The demographics of King's class, however, did not reflect Crozer's theological liberality. Through courses with George Washington Davis and Robert Keighton, King expanded his views on the Christian social gospel and the pivotal role of preaching.
"I must be concerned about unemployment, slums, and economic insecurity. I am a profound advocator of the social gospel," King wrote in a freshman assignment.
It was also during his time at Crozer that - through traveling lectures by A.J. Muste and Mordecai Johnson - King was introduced to pacifism and the Gandhian principle of nonviolence as a mechanism of social reform.
As liberal as the school and professors may have been, King nevertheless encountered racism on and off campus. When King was a freshman, a white student drew a pistol after falsely accusing him of having masterminded a prank. During King's sophomore year, the proprietor of a Chester tavern made it clear he would not be serving King and his friends, by firing a gun into the air.
But the future civil rights leader was undaunted. "King . . . immersed himself in Crozer's intellectual environment," observed historian Clayborne Carson.
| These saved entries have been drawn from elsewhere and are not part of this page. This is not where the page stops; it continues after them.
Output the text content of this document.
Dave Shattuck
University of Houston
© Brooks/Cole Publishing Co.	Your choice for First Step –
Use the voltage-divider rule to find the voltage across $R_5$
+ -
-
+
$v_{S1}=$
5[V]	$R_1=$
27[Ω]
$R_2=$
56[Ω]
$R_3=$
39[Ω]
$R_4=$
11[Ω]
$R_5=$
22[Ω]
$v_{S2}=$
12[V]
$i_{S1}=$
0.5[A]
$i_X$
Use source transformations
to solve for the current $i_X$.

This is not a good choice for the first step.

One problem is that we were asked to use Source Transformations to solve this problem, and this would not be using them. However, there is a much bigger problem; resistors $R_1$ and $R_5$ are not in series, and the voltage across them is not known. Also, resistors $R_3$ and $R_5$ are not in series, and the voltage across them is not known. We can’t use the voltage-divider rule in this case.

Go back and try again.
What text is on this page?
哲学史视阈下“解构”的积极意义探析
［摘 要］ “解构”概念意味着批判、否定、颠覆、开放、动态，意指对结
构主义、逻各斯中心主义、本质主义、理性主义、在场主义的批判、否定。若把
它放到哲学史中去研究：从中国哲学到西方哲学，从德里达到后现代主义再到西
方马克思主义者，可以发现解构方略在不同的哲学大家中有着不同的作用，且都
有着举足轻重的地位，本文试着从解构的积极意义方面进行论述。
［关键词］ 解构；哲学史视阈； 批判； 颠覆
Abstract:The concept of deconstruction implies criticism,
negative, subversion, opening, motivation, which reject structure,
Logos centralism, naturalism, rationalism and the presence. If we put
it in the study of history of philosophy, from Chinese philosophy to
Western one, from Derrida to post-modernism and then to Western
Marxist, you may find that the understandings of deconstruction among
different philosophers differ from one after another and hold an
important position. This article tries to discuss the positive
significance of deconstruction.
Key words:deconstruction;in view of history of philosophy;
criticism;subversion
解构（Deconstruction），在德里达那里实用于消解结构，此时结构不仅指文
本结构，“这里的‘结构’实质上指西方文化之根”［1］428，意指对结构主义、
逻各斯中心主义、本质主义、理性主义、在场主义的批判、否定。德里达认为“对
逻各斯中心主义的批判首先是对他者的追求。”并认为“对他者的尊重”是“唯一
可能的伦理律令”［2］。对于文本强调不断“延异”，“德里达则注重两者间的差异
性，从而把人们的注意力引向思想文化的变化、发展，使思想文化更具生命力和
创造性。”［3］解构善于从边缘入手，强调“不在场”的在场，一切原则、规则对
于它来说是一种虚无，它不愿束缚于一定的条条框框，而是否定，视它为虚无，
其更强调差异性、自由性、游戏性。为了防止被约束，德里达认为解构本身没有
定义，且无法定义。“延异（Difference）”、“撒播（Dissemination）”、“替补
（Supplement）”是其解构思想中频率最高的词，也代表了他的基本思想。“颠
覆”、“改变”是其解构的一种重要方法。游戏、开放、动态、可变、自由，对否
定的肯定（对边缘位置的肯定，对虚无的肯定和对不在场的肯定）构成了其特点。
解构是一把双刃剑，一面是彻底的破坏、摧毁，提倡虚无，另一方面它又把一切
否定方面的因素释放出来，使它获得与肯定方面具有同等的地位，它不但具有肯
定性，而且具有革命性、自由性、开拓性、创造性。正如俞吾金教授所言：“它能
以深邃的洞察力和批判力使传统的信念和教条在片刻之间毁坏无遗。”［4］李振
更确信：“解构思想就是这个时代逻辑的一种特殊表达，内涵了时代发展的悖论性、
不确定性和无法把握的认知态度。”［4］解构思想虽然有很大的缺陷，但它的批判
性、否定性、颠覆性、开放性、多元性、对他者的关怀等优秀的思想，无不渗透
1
Elected class president his junior year, King graduated with honors as valedictorian in 1951.
His receipt of the seminary's Pearl Plafker Award for the most outstanding student allowed King to pursue doctoral studies in systematic theology at Boston University.
Upon graduating, Davis - King's former professor - confided to a colleague that he would "make an excellent minister or teacher. He has the mind for the latter." Or, as Morton Scott Enslin, another former professor, presciently put it: "He will probably become a big strong man among his people."
The seminary is the namesake of John Price Crozer, a Baptist farmer and entrepreneur. Built on Crozer's Upland estate, the large stone building began as a "normal school" for underprivileged youth in the 1850s.
During the Civil War, it served as a Union hospital and - after a 12-foot fence was erected along its perimeter - treated Confederate wounded.